Ты ведь помнишь эту историю, как Августу, когда он возвращался после Актийской победы, какой-то человек поднес ворона, обученного говорить: «Здравствуй, Цезарь победитель»? Август, для которого питомцы Нептуна не всплыли меж волнами, чтобы воспеть его корабли, – много позже, если не ошибаюсь, испанцы отправили к Тиберию посольство лишь затем, чтобы сообщить, что видели в одной пещере тритона, трубящего в рог, и что он точно таков, как его описывают, с щучьим хвостом вместо ступней и шершавый, как стихи Аквиния, из чего можно заключить, что тритонам при Цезарях полюбилось уединение в отеческом наделе, – так вот, Август, не дождавшийся похвал из водного царства, был тем более доволен, что они раздаются по ясному эфиру, и купил любезную птицу за большие деньги. Тут, однако, втерся между ними сотоварищ этого затейника, все повторявший, что у того есть еще один ворон, и добился-таки, что заставили принести и второго. Хозяин сделал это с великой неохотой, и понятно, ведь его ученик, едва был представлен Августу, с готовностью сказал: «Здравствуй, Антоний победитель!» Август, однако, ограничился тем, что велел продавцу поделиться деньгами с приятелем.
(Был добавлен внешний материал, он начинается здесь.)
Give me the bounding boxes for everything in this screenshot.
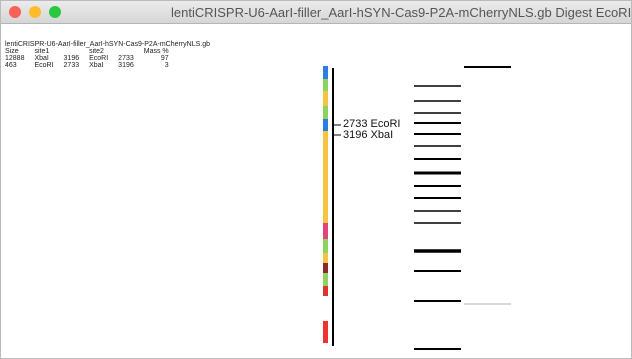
- feature-segment: [323, 223, 328, 239]
- feature-segment: [323, 263, 328, 273]
- feature-segment: [323, 91, 328, 106]
- window: lentiCRISPR-U6-AarI-filler_AarI-hSYN-Cas…: [0, 0, 632, 359]
- feature-segment: [323, 106, 328, 119]
- feature-segment: [323, 66, 328, 79]
- site-label: 3196 XbaI: [343, 129, 393, 141]
- feature-segment: [323, 119, 328, 131]
- feature-segment: [323, 273, 328, 286]
- feature-segment: [323, 296, 328, 321]
- feature-segment: [323, 79, 328, 91]
- map-and-gel: [1, 1, 631, 358]
- feature-segment: [323, 253, 328, 263]
- feature-segment: [323, 131, 328, 223]
- feature-segment: [323, 286, 328, 296]
- feature-segment: [323, 239, 328, 253]
- feature-segment: [323, 321, 328, 343]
Не пишут, забрал ли он себе второго ворона, но думаю, что забрал и иной раз забавлялся, слушая обоих одновременно. Не знаю, можно ли придумать потеху, более достойную философа, – он ведь, как тот маг, что вызвал из сирийского колодца двух сыновей Венеры, свел на одной жердочке два случая, которые могли сбыться лишь один вместо другого. Или, может быть, он, слушая заученные споры двух воронов, подобные пререканиям философских школ по основным вопросам, думал о великой силе зависти – это ведь она, разлитая по миру, заставила двух владык оспаривать то, что нельзя поделить, ее внушением один ремесленник решил отбить удачу у другого, более сметливого.